The Daily 5 is Sharp’s essential reading list for what’s happening in the world today. Make sure to follow us on Twitter or subscribe to the Sharp Insider newsletter to stay up to date.

Here’s what we’re reading:

1. The fires wage on

“The oil industry has shifted quickly into protective mode as the wild fires that devastated parts of Fort McMurray move rapidly in the direction of their oil sands facilities to the north.”

2. “Doctors with enemies”

Last October an American gunship took aim at a Doctors Without Borders hospital in Kunduz, Afghanistan. For half an hour, the gunship rained bullets and incendiary rounds onto the facility, eventually setting it ablaze. The US military released its investigation into the assault last month and largely absolved itself of any wrongdoing.

In a story about America’s complex relationship with the Afghan government and the fight against the Taliban, Canadian Matthieu Atkins examines just what happened that night. Things are definitely not what they seem.

3. Did researchers just solve world hunger?

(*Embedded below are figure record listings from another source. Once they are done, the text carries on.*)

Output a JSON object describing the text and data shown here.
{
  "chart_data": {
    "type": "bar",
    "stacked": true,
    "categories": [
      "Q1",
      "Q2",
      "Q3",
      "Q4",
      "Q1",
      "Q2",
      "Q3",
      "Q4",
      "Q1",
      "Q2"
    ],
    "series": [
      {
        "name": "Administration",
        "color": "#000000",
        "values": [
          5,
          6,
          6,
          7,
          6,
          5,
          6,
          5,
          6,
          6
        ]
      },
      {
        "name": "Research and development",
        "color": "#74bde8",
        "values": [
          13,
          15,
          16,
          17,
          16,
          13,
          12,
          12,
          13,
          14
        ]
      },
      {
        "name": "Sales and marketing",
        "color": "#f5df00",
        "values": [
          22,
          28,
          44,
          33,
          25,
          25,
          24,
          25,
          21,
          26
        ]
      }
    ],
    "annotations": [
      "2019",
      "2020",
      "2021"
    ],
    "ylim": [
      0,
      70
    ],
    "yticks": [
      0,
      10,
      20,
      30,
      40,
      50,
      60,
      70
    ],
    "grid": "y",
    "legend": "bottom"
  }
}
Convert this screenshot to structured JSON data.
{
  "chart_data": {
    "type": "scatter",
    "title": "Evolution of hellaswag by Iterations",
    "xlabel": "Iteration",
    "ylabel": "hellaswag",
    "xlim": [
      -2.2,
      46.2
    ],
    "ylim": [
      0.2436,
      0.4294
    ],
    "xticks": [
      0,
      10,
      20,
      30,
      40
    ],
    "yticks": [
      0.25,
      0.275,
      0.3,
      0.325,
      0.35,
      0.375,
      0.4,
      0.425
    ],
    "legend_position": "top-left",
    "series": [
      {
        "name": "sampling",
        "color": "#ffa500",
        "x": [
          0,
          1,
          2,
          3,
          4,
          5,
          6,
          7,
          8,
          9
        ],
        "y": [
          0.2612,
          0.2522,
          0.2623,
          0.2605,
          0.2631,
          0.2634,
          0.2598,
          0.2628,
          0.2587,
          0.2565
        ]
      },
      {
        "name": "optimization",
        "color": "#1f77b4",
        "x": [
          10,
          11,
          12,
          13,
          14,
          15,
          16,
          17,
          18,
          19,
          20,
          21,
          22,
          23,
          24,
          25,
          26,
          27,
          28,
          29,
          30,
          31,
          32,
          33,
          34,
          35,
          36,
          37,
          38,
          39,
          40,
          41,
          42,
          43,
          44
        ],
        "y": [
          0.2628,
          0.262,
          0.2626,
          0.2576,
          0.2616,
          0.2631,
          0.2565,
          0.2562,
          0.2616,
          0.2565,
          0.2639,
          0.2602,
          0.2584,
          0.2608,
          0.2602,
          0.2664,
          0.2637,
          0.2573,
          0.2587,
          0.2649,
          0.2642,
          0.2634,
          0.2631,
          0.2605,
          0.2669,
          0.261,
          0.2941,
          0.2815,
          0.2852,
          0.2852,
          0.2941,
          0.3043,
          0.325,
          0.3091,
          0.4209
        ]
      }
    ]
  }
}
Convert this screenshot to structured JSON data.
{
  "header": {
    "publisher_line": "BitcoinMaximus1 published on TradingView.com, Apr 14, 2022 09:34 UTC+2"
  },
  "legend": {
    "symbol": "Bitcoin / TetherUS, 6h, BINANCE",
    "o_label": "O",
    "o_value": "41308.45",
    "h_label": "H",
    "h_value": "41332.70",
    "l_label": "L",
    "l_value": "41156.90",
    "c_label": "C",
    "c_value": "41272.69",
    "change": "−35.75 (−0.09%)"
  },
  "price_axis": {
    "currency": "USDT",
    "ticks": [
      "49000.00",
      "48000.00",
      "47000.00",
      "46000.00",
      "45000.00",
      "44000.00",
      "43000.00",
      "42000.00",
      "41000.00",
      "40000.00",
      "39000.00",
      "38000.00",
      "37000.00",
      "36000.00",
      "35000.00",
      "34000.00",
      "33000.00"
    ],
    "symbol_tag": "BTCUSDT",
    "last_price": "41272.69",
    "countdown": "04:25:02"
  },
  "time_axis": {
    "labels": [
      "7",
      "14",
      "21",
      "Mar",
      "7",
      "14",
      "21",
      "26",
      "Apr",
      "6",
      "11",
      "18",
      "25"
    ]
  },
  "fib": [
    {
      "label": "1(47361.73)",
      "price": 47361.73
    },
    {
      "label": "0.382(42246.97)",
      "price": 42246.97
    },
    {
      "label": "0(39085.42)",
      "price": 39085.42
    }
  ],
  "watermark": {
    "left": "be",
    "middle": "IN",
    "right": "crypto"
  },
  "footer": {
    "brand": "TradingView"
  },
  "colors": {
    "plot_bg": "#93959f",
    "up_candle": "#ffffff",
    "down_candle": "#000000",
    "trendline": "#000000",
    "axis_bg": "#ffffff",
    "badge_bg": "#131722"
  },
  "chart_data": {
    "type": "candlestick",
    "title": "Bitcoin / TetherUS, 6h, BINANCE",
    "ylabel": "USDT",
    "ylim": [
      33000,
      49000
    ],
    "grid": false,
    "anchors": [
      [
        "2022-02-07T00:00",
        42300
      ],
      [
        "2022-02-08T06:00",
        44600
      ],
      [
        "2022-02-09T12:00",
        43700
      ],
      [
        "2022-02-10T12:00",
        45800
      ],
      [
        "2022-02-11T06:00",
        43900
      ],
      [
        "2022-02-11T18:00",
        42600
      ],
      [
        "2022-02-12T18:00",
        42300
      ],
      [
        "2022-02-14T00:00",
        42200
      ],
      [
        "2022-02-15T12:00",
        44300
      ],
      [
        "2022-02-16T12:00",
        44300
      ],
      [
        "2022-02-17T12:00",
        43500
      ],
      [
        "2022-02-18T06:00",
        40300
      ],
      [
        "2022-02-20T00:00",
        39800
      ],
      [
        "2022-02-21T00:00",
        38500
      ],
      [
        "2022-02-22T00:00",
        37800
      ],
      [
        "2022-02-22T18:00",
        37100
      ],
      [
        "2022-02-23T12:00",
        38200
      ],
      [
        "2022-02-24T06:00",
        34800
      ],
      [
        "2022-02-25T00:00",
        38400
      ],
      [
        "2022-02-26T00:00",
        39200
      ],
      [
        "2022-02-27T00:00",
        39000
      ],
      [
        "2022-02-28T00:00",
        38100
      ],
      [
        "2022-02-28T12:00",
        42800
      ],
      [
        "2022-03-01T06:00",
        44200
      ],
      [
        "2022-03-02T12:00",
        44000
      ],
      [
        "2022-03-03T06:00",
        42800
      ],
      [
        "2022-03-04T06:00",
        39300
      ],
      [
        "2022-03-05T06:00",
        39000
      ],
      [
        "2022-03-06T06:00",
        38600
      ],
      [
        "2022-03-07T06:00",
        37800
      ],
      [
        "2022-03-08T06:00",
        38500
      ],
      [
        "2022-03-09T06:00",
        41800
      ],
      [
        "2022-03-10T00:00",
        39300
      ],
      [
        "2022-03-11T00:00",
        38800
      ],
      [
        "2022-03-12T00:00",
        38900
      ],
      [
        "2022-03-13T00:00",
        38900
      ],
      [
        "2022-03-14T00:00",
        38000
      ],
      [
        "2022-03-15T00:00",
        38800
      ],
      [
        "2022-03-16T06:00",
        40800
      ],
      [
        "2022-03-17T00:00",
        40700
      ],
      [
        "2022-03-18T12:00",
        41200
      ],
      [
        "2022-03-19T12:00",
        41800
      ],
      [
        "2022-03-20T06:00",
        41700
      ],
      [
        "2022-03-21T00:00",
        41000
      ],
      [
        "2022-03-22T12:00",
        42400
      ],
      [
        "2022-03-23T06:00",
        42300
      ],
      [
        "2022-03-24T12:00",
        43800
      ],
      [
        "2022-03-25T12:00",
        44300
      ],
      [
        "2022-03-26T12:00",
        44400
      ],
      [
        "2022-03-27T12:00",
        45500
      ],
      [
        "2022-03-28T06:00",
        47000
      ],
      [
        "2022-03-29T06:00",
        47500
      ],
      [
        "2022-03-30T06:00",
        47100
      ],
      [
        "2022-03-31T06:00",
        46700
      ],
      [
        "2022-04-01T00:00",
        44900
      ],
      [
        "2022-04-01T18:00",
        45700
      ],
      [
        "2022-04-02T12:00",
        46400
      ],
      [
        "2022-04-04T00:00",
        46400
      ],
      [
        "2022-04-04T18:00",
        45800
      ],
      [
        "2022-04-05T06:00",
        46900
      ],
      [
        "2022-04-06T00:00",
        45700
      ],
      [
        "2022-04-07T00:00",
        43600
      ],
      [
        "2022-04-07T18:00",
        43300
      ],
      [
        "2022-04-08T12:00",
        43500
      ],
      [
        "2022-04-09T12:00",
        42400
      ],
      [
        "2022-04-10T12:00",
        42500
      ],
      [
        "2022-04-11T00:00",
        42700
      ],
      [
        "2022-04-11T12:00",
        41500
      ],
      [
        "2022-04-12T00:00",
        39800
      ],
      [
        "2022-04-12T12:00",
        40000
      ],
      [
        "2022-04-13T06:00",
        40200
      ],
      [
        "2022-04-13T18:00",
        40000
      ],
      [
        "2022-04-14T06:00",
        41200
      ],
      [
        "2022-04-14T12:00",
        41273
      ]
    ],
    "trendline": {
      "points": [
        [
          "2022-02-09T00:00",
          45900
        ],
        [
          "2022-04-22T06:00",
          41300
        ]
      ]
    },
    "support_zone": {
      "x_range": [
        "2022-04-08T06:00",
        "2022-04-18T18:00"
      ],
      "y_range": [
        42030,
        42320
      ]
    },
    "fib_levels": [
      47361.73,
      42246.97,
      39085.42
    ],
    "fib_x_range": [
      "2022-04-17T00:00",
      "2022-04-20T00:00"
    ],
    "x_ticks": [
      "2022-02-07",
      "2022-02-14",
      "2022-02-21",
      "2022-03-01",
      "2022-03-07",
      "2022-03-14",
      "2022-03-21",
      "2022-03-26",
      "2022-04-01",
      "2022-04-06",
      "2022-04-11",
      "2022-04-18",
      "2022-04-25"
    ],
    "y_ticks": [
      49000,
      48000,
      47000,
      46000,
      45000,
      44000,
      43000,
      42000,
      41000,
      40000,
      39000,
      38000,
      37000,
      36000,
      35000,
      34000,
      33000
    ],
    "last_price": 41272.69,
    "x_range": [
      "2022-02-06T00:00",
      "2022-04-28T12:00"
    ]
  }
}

“Biologists from Cold Spring Harbor Laboratory have come up with a new agricultural technique which they say increases their crop yields by an incredible 50 per cent. The key, they say, lies in figuring out how to use an existing genetic mutation that’s been creating some really weird-looking ears of corn.”

4. The coming horror of virtual reality

As the VR industry continues to come into its own, scientists and creators have begun to explore the medium’s spell over the human psyche. For instance, VR is proving to be a powerful PTSD treatment.

But there remains a dark side to all this, Simon Parkin writes for the New Yorker. As these platforms deliver experiences so real and terrifying, there’s the possibility they could incur lasting psychological harm.

5. There’s no such thing as free will, lol

But according to the Atlantic, it’s probably for the best we keep on believing in it anyway.

From the latest issue: “Philosophers and theologians are used to talking about free will as if it is either on or off; as if our consciousness floats, like a ghost, entirely above the causal chain, or as if we roll through life like a rock down a hill. But there might be another way of looking at human agency.”